Yesterday my son Jukie joined our French bulldog Margot and me on a long walk through a variety of neighborhoods in west Davis. Starting on 5th street near the northwest corner of campus, we meandered through the presidential streets, through Village Homes, and all the way up to Watermelon Music on Covell Boulevard where we bought an advanced jazz for alto saxophone workbook for my son Truman.
Neither Jukie nor Margot the French bulldog is a talker, so I have to keep watching them for signs of thirst, fatigue, and the need for play. I suppose that on the weekend, we should all also be watching ourselves for such signs, especially if we are aiming for 10,000 steps, as I do on most days. The more modern the greenbelt, the more frequent the water fountains, we decided.
For some reason, as we were traipsing through the halcyon paths of Village Homes, an alert appeared on my phone from Scientific American alerting me that life on Mars was likely discovered decades ago, back in 1976. I should have silenced my phone.
It occurred to me that the widely-lauded science fiction author Kim Stanley Robinson might be interested in this story. He knows something about Mars. How odd, then, that this unexpected alert appeared when I was walking just a few blocks from Robinson’s home! Was this a cosmic coincidence, or further proof that the big five tech companies, in their ongoing quest to be “useful,” are spying on me, my contacts, my friend Stan, and my location?
If I hadn’t been so focused on my two charges, and the quiet beauty of the site of our walk, I might have forwarded the article to Stan. Instead, we enjoyed the groves and topiary.
Well, it turns out that I didn’t have to use electronic means of communicating with Robinson, for I found the winner of Hugo, Nebula, and Locus awards tending to his (public) garden on our way back to the car. He and I discussed Mars research, the Davis Shakespeare Festival, including next Sunday’s “Bard-BQ,” and the pleasures of gentle exercise on a weekend afternoon.

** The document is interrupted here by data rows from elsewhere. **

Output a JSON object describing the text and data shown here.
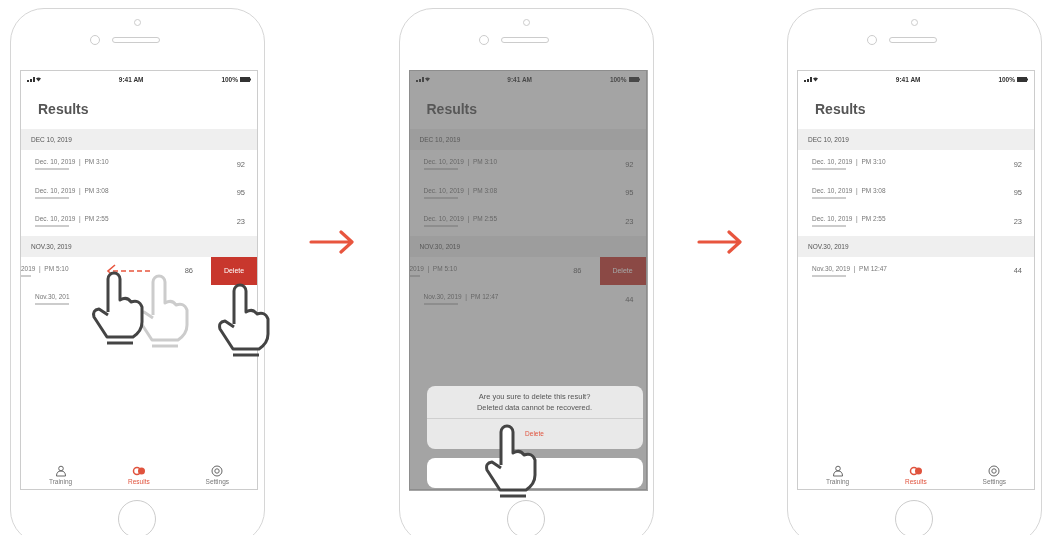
{
  "phones": [
    {
      "dimmed": false,
      "kind": "swipe",
      "status": {
        "time": "9:41 AM",
        "battery": "100%"
      },
      "title": "Results",
      "sections": [
        {
          "header": "DEC 10, 2019",
          "rows": [
            {
              "datetime": "Dec. 10, 2019  |  PM 3:10",
              "score": "92",
              "swiped": false
            },
            {
              "datetime": "Dec. 10, 2019  |  PM 3:08",
              "score": "95",
              "swiped": false
            },
            {
              "datetime": "Dec. 10, 2019  |  PM 2:55",
              "score": "23",
              "swiped": false
            }
          ]
        },
        {
          "header": "NOV.30, 2019",
          "rows": [
            {
              "datetime": "2019  |  PM 5:10",
              "score": "86",
              "swiped": true,
              "action": "Delete"
            },
            {
              "datetime": "Nov.30, 201",
              "swiped": false
            }
          ]
        }
      ],
      "tabs": [
        {
          "label": "Training",
          "selected": false
        },
        {
          "label": "Results",
          "selected": true
        },
        {
          "label": "Settings",
          "selected": false
        }
      ]
    },
    {
      "dimmed": true,
      "kind": "confirm",
      "status": {
        "time": "9:41 AM",
        "battery": "100%"
      },
      "title": "Results",
      "sections": [
        {
          "header": "DEC 10, 2019",
          "rows": [
            {
              "datetime": "Dec. 10, 2019  |  PM 3:10",
              "score": "92",
              "swiped": false
            },
            {
              "datetime": "Dec. 10, 2019  |  PM 3:08",
              "score": "95",
              "swiped": false
            },
            {
              "datetime": "Dec. 10, 2019  |  PM 2:55",
              "score": "23",
              "swiped": false
            }
          ]
        },
        {
          "header": "NOV.30, 2019",
          "rows": [
            {
              "datetime": "2019  |  PM 5:10",
              "score": "86",
              "swiped": true,
              "action": "Delete"
            },
            {
              "datetime": "Nov.30, 2019  |  PM 12:47",
              "score": "44",
              "swiped": false
            }
          ]
        }
      ],
      "dialog": {
        "message": "Are you sure to delete this result?",
        "detail": "Deleted data cannot be recovered.",
        "confirm": "Delete"
      }
    },
    {
      "dimmed": false,
      "kind": "result",
      "status": {
        "time": "9:41 AM",
        "battery": "100%"
      },
      "title": "Results",
      "sections": [
        {
          "header": "DEC 10, 2019",
          "rows": [
            {
              "datetime": "Dec. 10, 2019  |  PM 3:10",
              "score": "92",
              "swiped": false
            },
            {
              "datetime": "Dec. 10, 2019  |  PM 3:08",
              "score": "95",
              "swiped": false
            },
            {
              "datetime": "Dec. 10, 2019  |  PM 2:55",
              "score": "23",
              "swiped": false
            }
          ]
        },
        {
          "header": "NOV.30, 2019",
          "rows": [
            {
              "datetime": "Nov.30, 2019  |  PM 12:47",
              "score": "44",
              "swiped": false
            }
          ]
        }
      ],
      "tabs": [
        {
          "label": "Training",
          "selected": false
        },
        {
          "label": "Results",
          "selected": true
        },
        {
          "label": "Settings",
          "selected": false
        }
      ]
    }
  ]
}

I think neither magic nor science nor science fiction can account for that phenomenon of thinking of a friend, and then encountering him on the street. Every weekend afternoon merits a walk. Serendipity rarely happens at home.
Tonight’s Pub Quiz will feature landscape, magic, and science questions, as well as questions about shoes, military service, 4K content, dry streams, redheads, thunder, the difference between Switzerland and Sweden, wild specials, King Hrothgar, the legend of the phoenix, aborted airport romances, big games, hollows, sluggers, fruits and nuts, runners who pass, waterfalls, Batman, fictional towns in Pennsylvania, digable planets, banishment, Ptolemy, continental vowels, big ships, fidelitous faxes, totalitarianism, bifurcations, biopics, gloves, and Shakespeare.

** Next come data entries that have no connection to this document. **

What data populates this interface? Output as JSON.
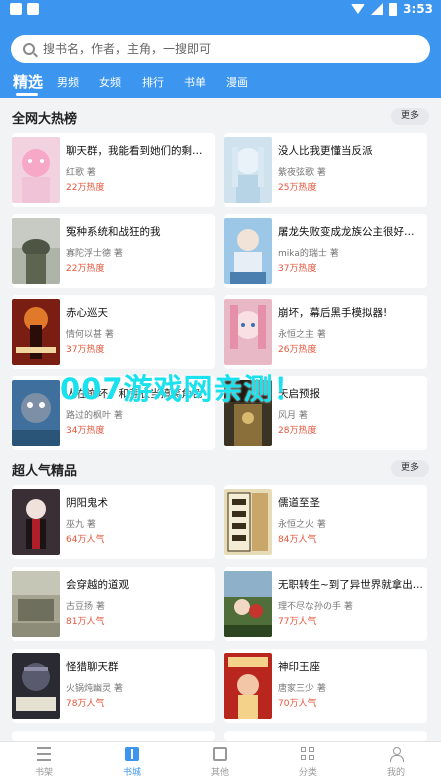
{
  "status_bar": {
    "time": "3:53"
  },
  "search": {
    "placeholder": "搜书名，作者，主角，一搜即可"
  },
  "tabs": [
    "精选",
    "男频",
    "女频",
    "排行",
    "书单",
    "漫画"
  ],
  "sections": [
    {
      "title": "全网大热榜",
      "more_label": "更多",
      "books": [
        {
          "title": "聊天群，我能看到她们的剩余...",
          "author": "红歌 著",
          "stat": "22万热度",
          "cover_color": "#f3d2df",
          "cover_text": ""
        },
        {
          "title": "没人比我更懂当反派",
          "author": "紫夜弦歌 著",
          "stat": "25万热度",
          "cover_color": "#cfe2ee",
          "cover_text": ""
        },
        {
          "title": "冤种系统和战狂的我",
          "author": "寡陀浮士德 著",
          "stat": "22万热度",
          "cover_color": "#7d8570",
          "cover_text": ""
        },
        {
          "title": "屠龙失败变成龙族公主很好笑...",
          "author": "mika的瑞士 著",
          "stat": "37万热度",
          "cover_color": "#9dc7e6",
          "cover_text": ""
        },
        {
          "title": "赤心巡天",
          "author": "情何以甚 著",
          "stat": "37万热度",
          "cover_color": "#7a1e14",
          "cover_text": ""
        },
        {
          "title": "崩坏，幕后黑手模拟器!",
          "author": "永恒之主 著",
          "stat": "26万热度",
          "cover_color": "#e9b8c6",
          "cover_text": ""
        },
        {
          "title": "人在崩坏，和芽衣当搞笑角色",
          "author": "路过的枫叶 著",
          "stat": "34万热度",
          "cover_color": "#3f6f9c",
          "cover_text": ""
        },
        {
          "title": "天启预报",
          "author": "风月 著",
          "stat": "28万热度",
          "cover_color": "#3b3424",
          "cover_text": ""
        }
      ]
    },
    {
      "title": "超人气精品",
      "more_label": "更多",
      "books": [
        {
          "title": "阴阳鬼术",
          "author": "巫九 著",
          "stat": "64万人气",
          "cover_color": "#3a2f34",
          "cover_text": ""
        },
        {
          "title": "儒道至圣",
          "author": "永恒之火 著",
          "stat": "84万人气",
          "cover_color": "#e8dcb8",
          "cover_text": ""
        },
        {
          "title": "会穿越的道观",
          "author": "古豆扬 著",
          "stat": "81万人气",
          "cover_color": "#a5a591",
          "cover_text": ""
        },
        {
          "title": "无职转生~到了异世界就拿出...",
          "author": "理不尽な孙の手 著",
          "stat": "77万人气",
          "cover_color": "#4f6e3a",
          "cover_text": ""
        },
        {
          "title": "怪猎聊天群",
          "author": "火锅炖幽灵 著",
          "stat": "78万人气",
          "cover_color": "#2a2a33",
          "cover_text": ""
        },
        {
          "title": "神印王座",
          "author": "唐家三少 著",
          "stat": "70万人气",
          "cover_color": "#b8261d",
          "cover_text": ""
        }
      ]
    }
  ],
  "watermark": "007游戏网亲测！",
  "bottom_nav": [
    {
      "label": "书架",
      "icon": "bookshelf-icon"
    },
    {
      "label": "书城",
      "icon": "book-open-icon"
    },
    {
      "label": "其他",
      "icon": "box-icon"
    },
    {
      "label": "分类",
      "icon": "grid-icon"
    },
    {
      "label": "我的",
      "icon": "user-icon"
    }
  ],
  "colors": {
    "accent": "#3c96f0",
    "heat": "#e5543b",
    "background": "#f2f3f5",
    "watermark": "#19e1ee"
  }
}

I hope you can join us tonight for the Pub Quiz, and Thursday for poetry at the Natsoulas Gallery with featured poet and UC Davis English Department Professor Margaret Ronda. See http://www.poetryindavis.com for more information.
Sincerely,
Your Quizmaster
https://www.yourquizmaster.com
P.S. Here are three questions from last week’s Pub Quiz:
- According to a 2017 Oxfam report, a certain number of the richest billionaires own as much combined wealth as “half the human race.” Is that number of billionaires 8, 18, or 80?
- Aliko Dangote, the richest person on the African continent and the richest man of African descent lives in what African country, the seventh most populous in the world?
- Almost a decade ago, Warren Buffett made a famous claim that he paid a lower tax rate than his WHAT?